An all things aviation blog

Airlines commit fraud on a continual basis, each day every day. Chances are if you have booked a ticket on an airline you have been a victim of fraud and you don’t even know it. Here’s how they do it and why they get away with it.

The definition of fraud is deceit for personal or financial gain.

Before we get to the airlines lets look a basic scenario. I have for sale on craigslist.com a 2002 Ford Focus ZX3 and you want to buy it. We agree on a price of $2000.00 and you pay me the money. The problem is, I don’t have said Ford Focus and when it comes time to hand over the keys you get nothing. I have deceived you, I fronted having a car but I didn’t have it, and I did it for gain your money. It’s pretty clear that’s fraud.

But what if we change that scenario just a little bit. You come to collect the car and I still don’t have it. But I offer you $500.00 back if you take delivery of the car next week and I prove that you will actually take delivery the following week. Have I still committed fraud, I think yes. Just because you were offered an alternative doesn’t mean I haven’t taken your money and failed to deliver a product.

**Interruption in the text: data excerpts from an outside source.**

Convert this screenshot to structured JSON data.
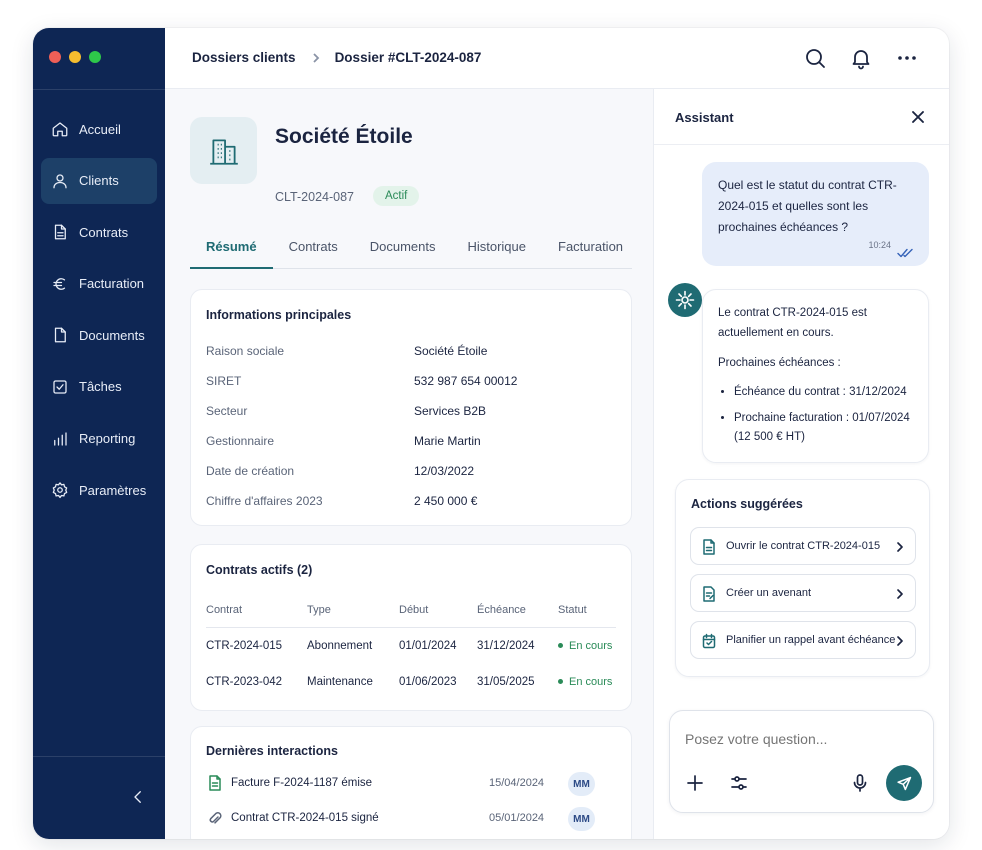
{
  "colors": {
    "sidebar": "#0e2654",
    "accent": "#1f6b73",
    "success": "#2a8b58",
    "traffic_red": "#ee5f57",
    "traffic_yellow": "#f5bd2f",
    "traffic_green": "#2ec74a"
  },
  "sidebar": {
    "items": [
      {
        "label": "Accueil",
        "icon": "home-icon"
      },
      {
        "label": "Clients",
        "icon": "user-icon",
        "active": true
      },
      {
        "label": "Contrats",
        "icon": "file-text-icon"
      },
      {
        "label": "Facturation",
        "icon": "euro-icon"
      },
      {
        "label": "Documents",
        "icon": "document-icon"
      },
      {
        "label": "Tâches",
        "icon": "checkbox-icon"
      },
      {
        "label": "Reporting",
        "icon": "bar-chart-icon"
      },
      {
        "label": "Paramètres",
        "icon": "gear-icon"
      }
    ],
    "collapse_icon": "chevron-left-icon"
  },
  "topbar": {
    "breadcrumb": [
      "Dossiers clients",
      "Dossier #CLT-2024-087"
    ],
    "icons": [
      "search-icon",
      "bell-icon",
      "more-horizontal-icon"
    ]
  },
  "client": {
    "name": "Société Étoile",
    "id": "CLT-2024-087",
    "status": "Actif",
    "logo_icon": "building-icon"
  },
  "tabs": [
    "Résumé",
    "Contrats",
    "Documents",
    "Historique",
    "Facturation"
  ],
  "active_tab": "Résumé",
  "info_card": {
    "title": "Informations principales",
    "rows": [
      {
        "label": "Raison sociale",
        "value": "Société Étoile"
      },
      {
        "label": "SIRET",
        "value": "532 987 654 00012"
      },
      {
        "label": "Secteur",
        "value": "Services B2B"
      },
      {
        "label": "Gestionnaire",
        "value": "Marie Martin"
      },
      {
        "label": "Date de création",
        "value": "12/03/2022"
      },
      {
        "label": "Chiffre d'affaires 2023",
        "value": "2 450 000 €"
      }
    ]
  },
  "contracts_card": {
    "title": "Contrats actifs (2)",
    "headers": [
      "Contrat",
      "Type",
      "Début",
      "Échéance",
      "Statut"
    ],
    "rows": [
      [
        "CTR-2024-015",
        "Abonnement",
        "01/01/2024",
        "31/12/2024",
        "En cours"
      ],
      [
        "CTR-2023-042",
        "Maintenance",
        "01/06/2023",
        "31/05/2025",
        "En cours"
      ]
    ]
  },
  "interactions_card": {
    "title": "Dernières interactions",
    "rows": [
      {
        "label": "Facture F-2024-1187 émise",
        "date": "15/04/2024",
        "avatar": "MM",
        "icon": "invoice-icon"
      },
      {
        "label": "Contrat CTR-2024-015 signé",
        "date": "05/01/2024",
        "avatar": "MM",
        "icon": "paperclip-icon"
      }
    ]
  },
  "assistant": {
    "title": "Assistant",
    "user_message": "Quel est le statut du contrat CTR-2024-015 et quelles sont les prochaines échéances ?",
    "user_time": "10:24",
    "bot_message": {
      "intro": "Le contrat CTR-2024-015 est actuellement en cours.",
      "list_title": "Prochaines échéances :",
      "items": [
        "Échéance du contrat : 31/12/2024",
        "Prochaine facturation : 01/07/2024 (12 500 € HT)"
      ]
    },
    "actions_title": "Actions suggérées",
    "actions": [
      {
        "label": "Ouvrir le contrat CTR-2024-015",
        "icon": "file-icon"
      },
      {
        "label": "Créer un avenant",
        "icon": "edit-file-icon"
      },
      {
        "label": "Planifier un rappel avant échéance",
        "icon": "calendar-icon"
      }
    ],
    "composer": {
      "placeholder": "Posez votre question...",
      "icons": [
        "plus-icon",
        "settings-sliders-icon",
        "microphone-icon",
        "send-icon"
      ]
    }
  }
}
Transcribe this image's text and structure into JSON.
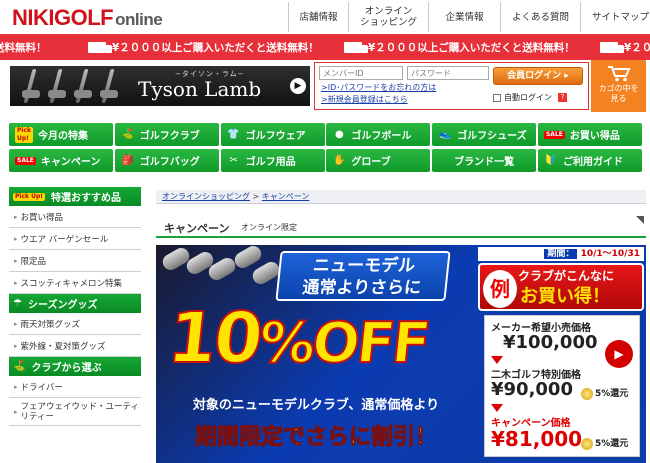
{
  "header": {
    "logo_main": "NIKIGOLF",
    "logo_sub": "online",
    "nav": [
      "店舗情報",
      "オンライン\nショッピング",
      "企業情報",
      "よくある質問",
      "サイトマップ"
    ]
  },
  "banner": {
    "segments": [
      {
        "text": "送料無料！"
      },
      {
        "text": "¥２０００以上ご購入いただくと送料無料！"
      },
      {
        "text": "¥２０００以上ご購入いただくと送料無料！"
      },
      {
        "text": "¥２０００以上ご購入いただくと送料無料！"
      },
      {
        "text": "¥２０"
      }
    ]
  },
  "brand": {
    "kana": "−タイソン・ラム−",
    "name": "Tyson Lamb",
    "arrow_icon": "play-arrow"
  },
  "login": {
    "member_id_placeholder": "メンバーID",
    "password_placeholder": "パスワード",
    "login_button": "会員ログイン ▸",
    "forgot_link": ">ID･パスワードをお忘れの方は",
    "register_link": ">新規会員登録はこちら",
    "auto_login": "自動ログイン",
    "help": "?"
  },
  "cart": {
    "line1": "カゴの中を",
    "line2": "見る"
  },
  "green_nav": {
    "row1": [
      {
        "label": "今月の特集",
        "icon": "pickup-tag"
      },
      {
        "label": "ゴルフクラブ",
        "icon": "golf-club-icon"
      },
      {
        "label": "ゴルフウェア",
        "icon": "shirt-icon"
      },
      {
        "label": "ゴルフボール",
        "icon": "ball-icon"
      },
      {
        "label": "ゴルフシューズ",
        "icon": "shoe-icon"
      },
      {
        "label": "お買い得品",
        "icon": "sale-tag"
      }
    ],
    "row2": [
      {
        "label": "キャンペーン",
        "icon": "sale-tag"
      },
      {
        "label": "ゴルフバッグ",
        "icon": "bag-icon"
      },
      {
        "label": "ゴルフ用品",
        "icon": "tools-icon"
      },
      {
        "label": "グローブ",
        "icon": "glove-icon"
      },
      {
        "label": "ブランド一覧",
        "icon": ""
      },
      {
        "label": "ご利用ガイド",
        "icon": "guide-icon"
      }
    ]
  },
  "sidebar": {
    "sections": [
      {
        "title": "特選おすすめ品",
        "tag": "Pick Up!",
        "items": [
          "お買い得品",
          "ウエア バーゲンセール",
          "限定品",
          "スコッティキャメロン特集"
        ]
      },
      {
        "title": "シーズングッズ",
        "tag": "",
        "items": [
          "雨天対策グッズ",
          "紫外線・夏対策グッズ"
        ]
      },
      {
        "title": "クラブから選ぶ",
        "tag": "",
        "items": [
          "ドライバー",
          "フェアウェイウッド・ユーティリティー"
        ]
      }
    ]
  },
  "breadcrumb": {
    "home": "オンラインショッピング",
    "sep": " > ",
    "current": "キャンペーン"
  },
  "page": {
    "title": "キャンペーン",
    "subtitle": "オンライン限定"
  },
  "campaign": {
    "headline1": "ニューモデル",
    "headline2": "通常よりさらに",
    "big_number": "10",
    "big_percent": "%",
    "big_off": "OFF",
    "sub1": "対象のニューモデルクラブ、通常価格より",
    "sub2": "期間限定でさらに割引！",
    "period_label": "期間：",
    "period": "10/1～10/31",
    "rei": "例",
    "box_head1": "クラブがこんなに",
    "box_head2": "お買い得！",
    "price1_label": "メーカー希望小売価格",
    "price1": "¥100,000",
    "price2_label": "二木ゴルフ特別価格",
    "price2": "¥90,000",
    "price2_note": "5%還元",
    "price3_label": "キャンペーン価格",
    "price3": "¥81,000",
    "price3_note": "5%還元"
  },
  "colors": {
    "brand_red": "#d0121b",
    "banner_red": "#e8303a",
    "nav_green": "#14a534",
    "cart_orange": "#f58220",
    "campaign_blue": "#0d3da6",
    "price_red": "#d20000"
  }
}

Airlines sell product every day that they know they don’t have but will probably have by departure time. Airlines sell more seats then they have on the plane. If the plane has 150 seats they may sell 155 tickets. This means that if the flight is sold out, there are more passengers than seats. Those five passengers who purchased tickets but don’t have seats have been defrauded. The airline lied to them by telling them there were seats when actually those seats didn’t exist.

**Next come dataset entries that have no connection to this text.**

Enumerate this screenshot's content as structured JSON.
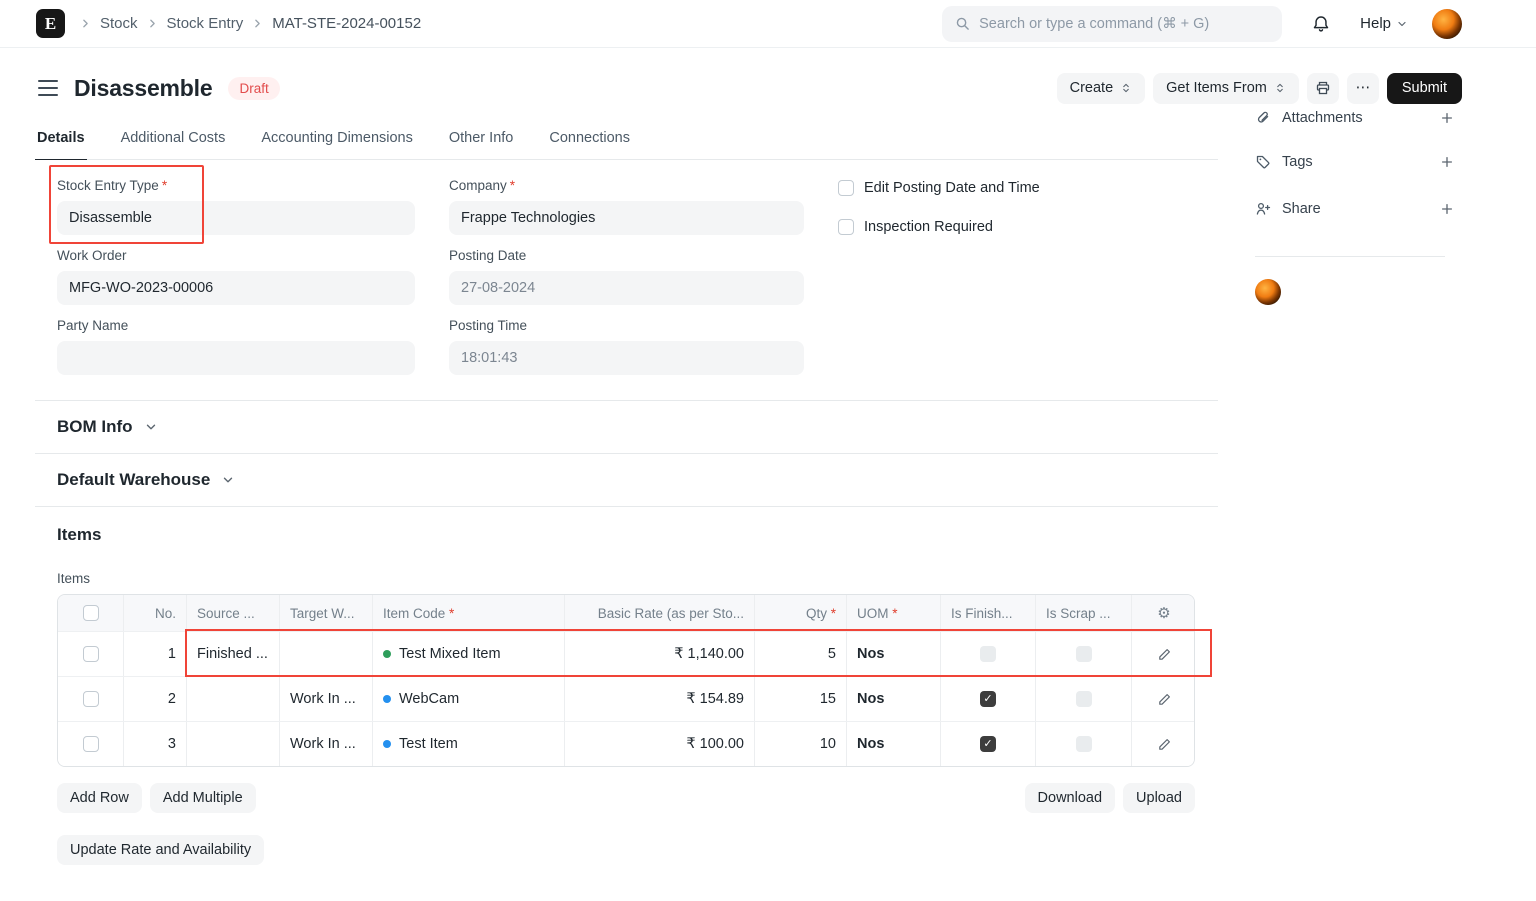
{
  "colors": {
    "annotation_red": "#f04438",
    "required_red": "#e03e2d",
    "draft_text": "#e24c4c",
    "draft_bg": "#fff0f0",
    "submit_bg": "#171717",
    "item_dot_green": "#2e9e5b",
    "item_dot_blue": "#2490ef"
  },
  "navbar": {
    "logo_letter": "E",
    "breadcrumbs": [
      "Stock",
      "Stock Entry",
      "MAT-STE-2024-00152"
    ],
    "search_placeholder": "Search or type a command (⌘ + G)",
    "help_label": "Help"
  },
  "header": {
    "title": "Disassemble",
    "status": "Draft",
    "create_button": "Create",
    "get_items_from_button": "Get Items From",
    "more_button": "⋯",
    "submit_button": "Submit"
  },
  "tabs": [
    {
      "label": "Details",
      "active": true
    },
    {
      "label": "Additional Costs",
      "active": false
    },
    {
      "label": "Accounting Dimensions",
      "active": false
    },
    {
      "label": "Other Info",
      "active": false
    },
    {
      "label": "Connections",
      "active": false
    }
  ],
  "form": {
    "stock_entry_type": {
      "label": "Stock Entry Type",
      "required": true,
      "value": "Disassemble"
    },
    "work_order": {
      "label": "Work Order",
      "value": "MFG-WO-2023-00006"
    },
    "party_name": {
      "label": "Party Name",
      "value": ""
    },
    "company": {
      "label": "Company",
      "required": true,
      "value": "Frappe Technologies"
    },
    "posting_date": {
      "label": "Posting Date",
      "value": "27-08-2024"
    },
    "posting_time": {
      "label": "Posting Time",
      "value": "18:01:43"
    },
    "edit_posting_checkbox": {
      "label": "Edit Posting Date and Time",
      "checked": false
    },
    "inspection_checkbox": {
      "label": "Inspection Required",
      "checked": false
    }
  },
  "sections": {
    "bom_info": "BOM Info",
    "default_warehouse": "Default Warehouse",
    "items_heading": "Items",
    "items_field_label": "Items"
  },
  "items_table": {
    "columns": [
      {
        "label": "No.",
        "required": false
      },
      {
        "label": "Source ...",
        "required": false
      },
      {
        "label": "Target W...",
        "required": false
      },
      {
        "label": "Item Code",
        "required": true
      },
      {
        "label": "Basic Rate (as per Sto...",
        "required": false
      },
      {
        "label": "Qty",
        "required": true
      },
      {
        "label": "UOM",
        "required": true
      },
      {
        "label": "Is Finish...",
        "required": false
      },
      {
        "label": "Is Scrap ...",
        "required": false
      }
    ],
    "rows": [
      {
        "no": "1",
        "source_warehouse": "Finished ...",
        "target_warehouse": "",
        "item_code": "Test Mixed Item",
        "dot": "green",
        "basic_rate": "₹ 1,140.00",
        "qty": "5",
        "uom": "Nos",
        "is_finished_item": false,
        "is_scrap_item": false,
        "highlighted": true
      },
      {
        "no": "2",
        "source_warehouse": "",
        "target_warehouse": "Work In ...",
        "item_code": "WebCam",
        "dot": "blue",
        "basic_rate": "₹ 154.89",
        "qty": "15",
        "uom": "Nos",
        "is_finished_item": true,
        "is_scrap_item": false,
        "highlighted": false
      },
      {
        "no": "3",
        "source_warehouse": "",
        "target_warehouse": "Work In ...",
        "item_code": "Test Item",
        "dot": "blue",
        "basic_rate": "₹ 100.00",
        "qty": "10",
        "uom": "Nos",
        "is_finished_item": true,
        "is_scrap_item": false,
        "highlighted": false
      }
    ]
  },
  "table_buttons": {
    "add_row": "Add Row",
    "add_multiple": "Add Multiple",
    "download": "Download",
    "upload": "Upload"
  },
  "update_rate_button": "Update Rate and Availability",
  "sidebar": {
    "items": [
      {
        "label": "Attachments"
      },
      {
        "label": "Tags"
      },
      {
        "label": "Share"
      }
    ]
  },
  "misc": {
    "required_marker": "*",
    "check_glyph": "✓",
    "gear_glyph": "⚙"
  }
}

Airlines get away with defrauding customers by telling the public and the government that some people do not show up for their flight. So, even though more tickets more tickets were sold than seats that actually exist, it is doubtful that a person will be denied a seat. When there are more people than seats two things happen. First, the airline asks for volunteers to take a later flight for some compensation. As part of that, the volunteer actually signs away her rights to redress against the airline. If no one or not enough people volunteer, the airline involuntarily puts passengers on a later flight. Here the passenger is compensated with cash based on the length of delay.  A passenger who is involuntarily bumped doesn’t have to sign away any rights, and could potentially sue the airline. For involuntary denied boarding, the passenger’s compensation is set by the Department of Transportation, lending government approval to the airline’s fraudulent scheme.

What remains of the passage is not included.